7. Accordingly, it is finally agreed, in supersession of all previous decisions and agreements in this regard, that for this mega project, the fiscal incentives under Industrial Promotion Assistance in terms of the West Bengal Incentive Scheme (WBIS 2004), assistance towards land cost and interest subsidy in the form of a loan against a quantum of the term loan to be taken by TML for this project will be offered by GoWB as follows:-
(a) WBIDC will provide Industrial Promotion Assistance in the form of a Loan to TML at 0.1% interest per annum for amounts equal to gross VAT and CST received by GoWB in each of the previous years ended 31st March on sale of “Tata Small Car” from the date of commencement of sales of the small car. This benefit will continue till the balance amount of the Uttarakhand benefit (after deducting the amount as stated in para 7b and 7c below) is reached on net present value basis, after which it shall be discontinued. The loan with interest will be repayable in annual installments starting from 31st year of commencement of sale from the plant. The loan availed in the first year will be repaid in the 31st year and the loan availed in the 2nd year will be repaid in the 32nd year and so on. WBIDC will ensure that the loan under this head is paid within 60 days of the close of the previous year (on 31st March) failing which WBIDC will be liable to compensate TML for the financial inconvenience caused @ 1.5 times the bank rate prevailing at the time on the amount due for the period of such delay. TML & GoWB will make best efforts to maximize sale of products from the “Small Car Plant” in the State of West Bengal.

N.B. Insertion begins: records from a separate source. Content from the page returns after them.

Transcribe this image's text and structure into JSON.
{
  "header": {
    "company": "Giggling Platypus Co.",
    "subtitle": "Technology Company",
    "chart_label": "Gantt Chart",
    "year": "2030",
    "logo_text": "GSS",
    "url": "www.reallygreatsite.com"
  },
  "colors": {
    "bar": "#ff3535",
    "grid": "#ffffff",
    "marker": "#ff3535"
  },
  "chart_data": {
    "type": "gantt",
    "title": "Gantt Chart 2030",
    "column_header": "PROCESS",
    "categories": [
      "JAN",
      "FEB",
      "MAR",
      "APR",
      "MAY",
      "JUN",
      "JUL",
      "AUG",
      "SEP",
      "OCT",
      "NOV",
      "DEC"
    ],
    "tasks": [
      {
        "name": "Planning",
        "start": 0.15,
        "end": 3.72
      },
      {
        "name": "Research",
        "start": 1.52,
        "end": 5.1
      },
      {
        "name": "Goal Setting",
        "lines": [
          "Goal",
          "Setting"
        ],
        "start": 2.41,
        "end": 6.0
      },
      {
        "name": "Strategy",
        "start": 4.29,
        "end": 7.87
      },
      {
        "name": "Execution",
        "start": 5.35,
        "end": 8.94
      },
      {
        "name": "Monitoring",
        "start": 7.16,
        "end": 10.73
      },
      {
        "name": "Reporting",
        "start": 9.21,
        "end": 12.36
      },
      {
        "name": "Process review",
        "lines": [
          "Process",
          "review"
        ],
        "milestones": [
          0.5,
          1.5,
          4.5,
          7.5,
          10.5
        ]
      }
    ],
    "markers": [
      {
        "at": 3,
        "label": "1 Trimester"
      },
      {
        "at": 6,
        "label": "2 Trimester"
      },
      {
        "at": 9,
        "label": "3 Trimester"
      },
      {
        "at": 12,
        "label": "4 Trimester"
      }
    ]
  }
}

(b) WBIDC will provide 645.67 acres of Land to Tata Motors Ltd on a 90 year lease, on an annual lease rental of Rs. 1 crore per year for first 5 years with an increase @ 25% after every 5 years till 30 years. On expiry of 30 years, the lease rental will be fixed at Rs. 5 crores per year, with an increase @ 30% after every 10 years till the 60th year. On the expiry of 60 years, the lease rental will be fixed at Rs. 20 crores per year, which will remain unchanged till the 90th year. On expiry of 90 years the lease terms will be fixed on mutually agreed terms at that point of time. The benefit on account of land would be calculated as the total land area leased out to TML multiplied by the cost of acquisition calculated in the manner as provided in para 5 less NPV of rent payable during 60 years.

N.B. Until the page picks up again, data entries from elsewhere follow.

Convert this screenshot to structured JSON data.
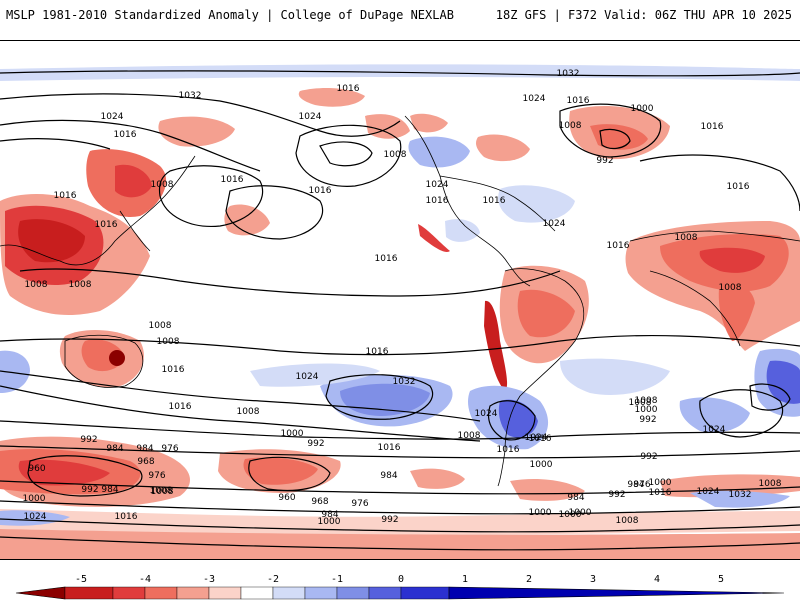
{
  "header": {
    "left": "MSLP 1981-2010 Standardized Anomaly | College of DuPage NEXLAB",
    "right": "18Z GFS | F372 Valid: 06Z THU APR 10 2025"
  },
  "colorbar": {
    "ticks": [
      "-5",
      "-4",
      "-3",
      "-2",
      "-1",
      "0",
      "1",
      "2",
      "3",
      "4",
      "5"
    ],
    "colors": [
      "#8b0000",
      "#c81e1e",
      "#e03c3c",
      "#ee6e5e",
      "#f4a090",
      "#fbd3c9",
      "#ffffff",
      "#d3dcf7",
      "#a9b8f2",
      "#7f8fe6",
      "#5660dd",
      "#2b30d0",
      "#0000b0"
    ]
  },
  "isobar_labels": [
    {
      "t": "1032"
    },
    {
      "t": "1016"
    },
    {
      "t": "1032"
    },
    {
      "t": "1024"
    },
    {
      "t": "1016"
    },
    {
      "t": "1000"
    },
    {
      "t": "1024"
    },
    {
      "t": "1024"
    },
    {
      "t": "1008"
    },
    {
      "t": "1016"
    },
    {
      "t": "1016"
    },
    {
      "t": "992"
    },
    {
      "t": "1008"
    },
    {
      "t": "1016"
    },
    {
      "t": "1008"
    },
    {
      "t": "1016"
    },
    {
      "t": "1024"
    },
    {
      "t": "1016"
    },
    {
      "t": "1016"
    },
    {
      "t": "1024"
    },
    {
      "t": "1016"
    },
    {
      "t": "1008"
    },
    {
      "t": "1008"
    },
    {
      "t": "1016"
    },
    {
      "t": "1016"
    },
    {
      "t": "1016"
    },
    {
      "t": "1008"
    },
    {
      "t": "1008"
    },
    {
      "t": "1016"
    },
    {
      "t": "1008"
    },
    {
      "t": "1008"
    },
    {
      "t": "1024"
    },
    {
      "t": "1016"
    },
    {
      "t": "1016"
    },
    {
      "t": "1032"
    },
    {
      "t": "1008"
    },
    {
      "t": "1016"
    },
    {
      "t": "1000"
    },
    {
      "t": "1024"
    },
    {
      "t": "1008"
    },
    {
      "t": "1008"
    },
    {
      "t": "1000"
    },
    {
      "t": "992"
    },
    {
      "t": "1024"
    },
    {
      "t": "1016"
    },
    {
      "t": "992"
    },
    {
      "t": "1000"
    },
    {
      "t": "992"
    },
    {
      "t": "984"
    },
    {
      "t": "976"
    },
    {
      "t": "1016"
    },
    {
      "t": "1008"
    },
    {
      "t": "960"
    },
    {
      "t": "968"
    },
    {
      "t": "984"
    },
    {
      "t": "976"
    },
    {
      "t": "1000"
    },
    {
      "t": "992"
    },
    {
      "t": "984"
    },
    {
      "t": "1008"
    },
    {
      "t": "1024"
    },
    {
      "t": "1016"
    },
    {
      "t": "1000"
    },
    {
      "t": "984"
    },
    {
      "t": "960"
    },
    {
      "t": "968"
    },
    {
      "t": "976"
    },
    {
      "t": "984"
    },
    {
      "t": "1016"
    },
    {
      "t": "1008"
    },
    {
      "t": "1000"
    },
    {
      "t": "992"
    },
    {
      "t": "1000"
    },
    {
      "t": "984"
    },
    {
      "t": "992"
    },
    {
      "t": "976"
    },
    {
      "t": "984"
    },
    {
      "t": "1016"
    },
    {
      "t": "1024"
    },
    {
      "t": "1032"
    },
    {
      "t": "1008"
    },
    {
      "t": "1000"
    },
    {
      "t": "1008"
    },
    {
      "t": "1000"
    },
    {
      "t": "992"
    },
    {
      "t": "1024"
    }
  ]
}
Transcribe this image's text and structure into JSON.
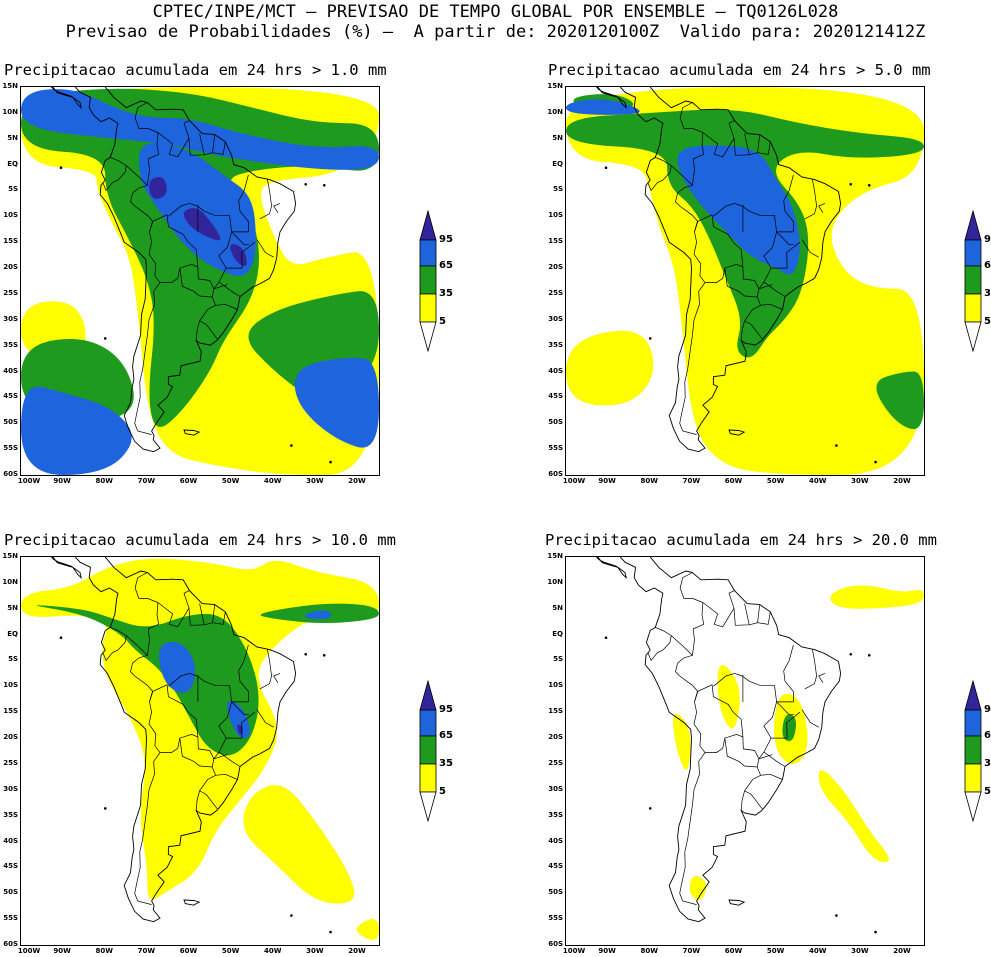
{
  "header": {
    "line1": "CPTEC/INPE/MCT – PREVISAO DE TEMPO GLOBAL POR ENSEMBLE – TQ0126L028",
    "line2": "Previsao de Probabilidades (%) –  A partir de: 2020120100Z  Valido para: 2020121412Z"
  },
  "colors": {
    "yellow": "#ffff00",
    "green": "#1e9a1e",
    "blue": "#1e64dc",
    "darkblue": "#32259b",
    "coast": "#000000"
  },
  "axes": {
    "lat_labels": [
      "15N",
      "10N",
      "5N",
      "EQ",
      "5S",
      "10S",
      "15S",
      "20S",
      "25S",
      "30S",
      "35S",
      "40S",
      "45S",
      "50S",
      "55S",
      "60S"
    ],
    "lon_labels": [
      "100W",
      "90W",
      "80W",
      "70W",
      "60W",
      "50W",
      "40W",
      "30W",
      "20W"
    ]
  },
  "legend": {
    "levels": [
      "95",
      "65",
      "35",
      "5"
    ]
  },
  "panels": [
    {
      "id": "p1",
      "title": "Precipitacao acumulada em 24 hrs > 1.0 mm",
      "threshold_mm": 1.0,
      "coverage": "high"
    },
    {
      "id": "p2",
      "title": "Precipitacao acumulada em 24 hrs > 5.0 mm",
      "threshold_mm": 5.0,
      "coverage": "medium"
    },
    {
      "id": "p3",
      "title": "Precipitacao acumulada em 24 hrs > 10.0 mm",
      "threshold_mm": 10.0,
      "coverage": "low"
    },
    {
      "id": "p4",
      "title": "Precipitacao acumulada em 24 hrs > 20.0 mm",
      "threshold_mm": 20.0,
      "coverage": "minimal"
    }
  ]
}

(c) The West Bengal Govt. will provide to TML a loan of Rs. 200 crores bearing @ 1% interest per year repayable in 5 equal annual installments starting from the 21st year from the date of disbursement of loan. This loan will be disbursed within 60 days of signing of this Agreement.
(d) The West Bengal Government will provide Electricity for the project at Rs. 3/- per KWH. In case of more than Rs. 0.25 per KWH increase in tariff in every block of five years, the Government will provide relief through additional compensation to neutralize such additional increase.
8. It is also agreed that the computation of the comparison of benefits in Annexure I and II will be changed if there are any changes in the rates of excise duty and corporate income tax during the next 10 years.